61 points | by code_brian 13 hours ago

9 comments

ttul 1 hour ago
I tried talking to Claude today. What a nightmare. It constantly interrupts you. I don’t mind if Claude wants to spend ten seconds thinking about its reply, but at least let ME finish my thought. Without decent turn-taking, the AI seems impolite and it’s just an icky experience. I hope tech like this gets widely distributed soon because there are so many situations in which I would love to talk with a model. If only it worked.
[-]
- mavamaarten 58 minutes ago
  Agreed. English is not my native language. And I do speak it well, it's just that sometimes I need a second to think mid-sentence. None of the live chat models out there handle this well. Claude just starts answering before I've even had the chance to finish a sentence.
cuuupid 1 hour ago
The first time I met Tavus, their engineers (incl Brian!) were perfectly willing to sit down and build their own better Infiniband to get more juice out of H100s.
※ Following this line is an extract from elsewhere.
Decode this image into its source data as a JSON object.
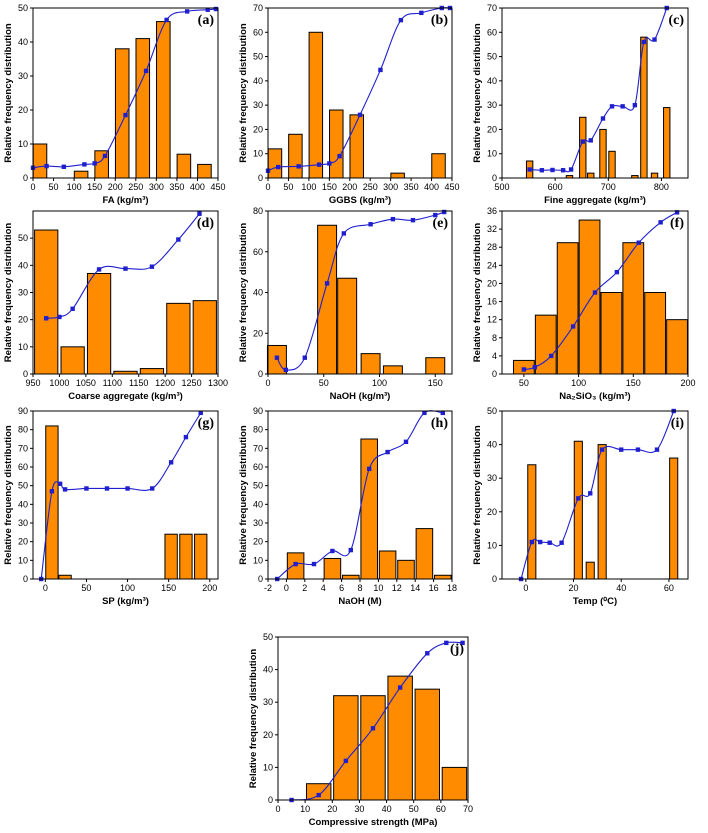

There is pretty much nobody working on latency and realtime at the level they are, Sparrow-1 would be an defining achievement for most startups but will just be one of dozens for Tavus :)
dfajgljsldkjag 1 hour ago
I am always skeptical of benchmarks that show perfect scores, especially when they come from the company selling the product. It feels like everyone claims to have solved conversational timing these days. I guess we will see if it is actually any good.
[-]
- fudged71 1 hour ago
  Different industry, but our marketing guy once said "You know what this [perfect] metric means? We can never use it in marketing because it's not believable"
  [-]
  - khalic 48 minutes ago
    Just include some noise, it’s like the most available resource in the universe
nextaccountic 1 hour ago
> Non-verbal cues are invisible to text: Transcription-based models discard sighs, throat-clearing, hesitation sounds, and other non-verbal vocalizations that carry critical conversational-flow information. Sparrow-1 hears what ASR ignores.
Could Sparrow instead be used to produce high quality transcription that incorporate non-verbal cues?
Or even, use Sparrow AND another existing transcription/ASR thing to augment the transcription with non-verbal cues
randyburden 1 hour ago
Awesome. We've been using Sparrow-0 in our platform since launch, and I'm excited to move to Sparrow-1 over the next few days. Our training and interview pre-screening products rely heavily on Tavus's AI avatars, and this upgrade (based on the video in your blog post) looks like it addresses some real pain points we've run into. Really nice work.
mentalgear 44 minutes ago
Metric | Sparrow-1 Precision 100% Recall 100%
Common ...
[-]
- reubenmorais 19 minutes ago
  If you watch the demo video you can see how they would get this: the model is not aggressive enough. While it doesn't cut you off, which is nice, it also always waits an uncanny amount of time to chime in.
orliesaurus 2 hours ago
Literally no way to sign up to try. Put my email and password and it puts me into some wait list despite the video saying I could try the model today. That's what makes me mad about these kind of releases is that the marketing and the product don't talk together.
[-]
- qfavret 22 minutes ago
  try signing up for the API platform on the site. You can access it there
nubg 2 hours ago
Any examples available? Sounds amazing.
krautburglar 41 minutes ago
Such things were doing a good-enough job scamming the elderly as it is--even with the silence-based delays.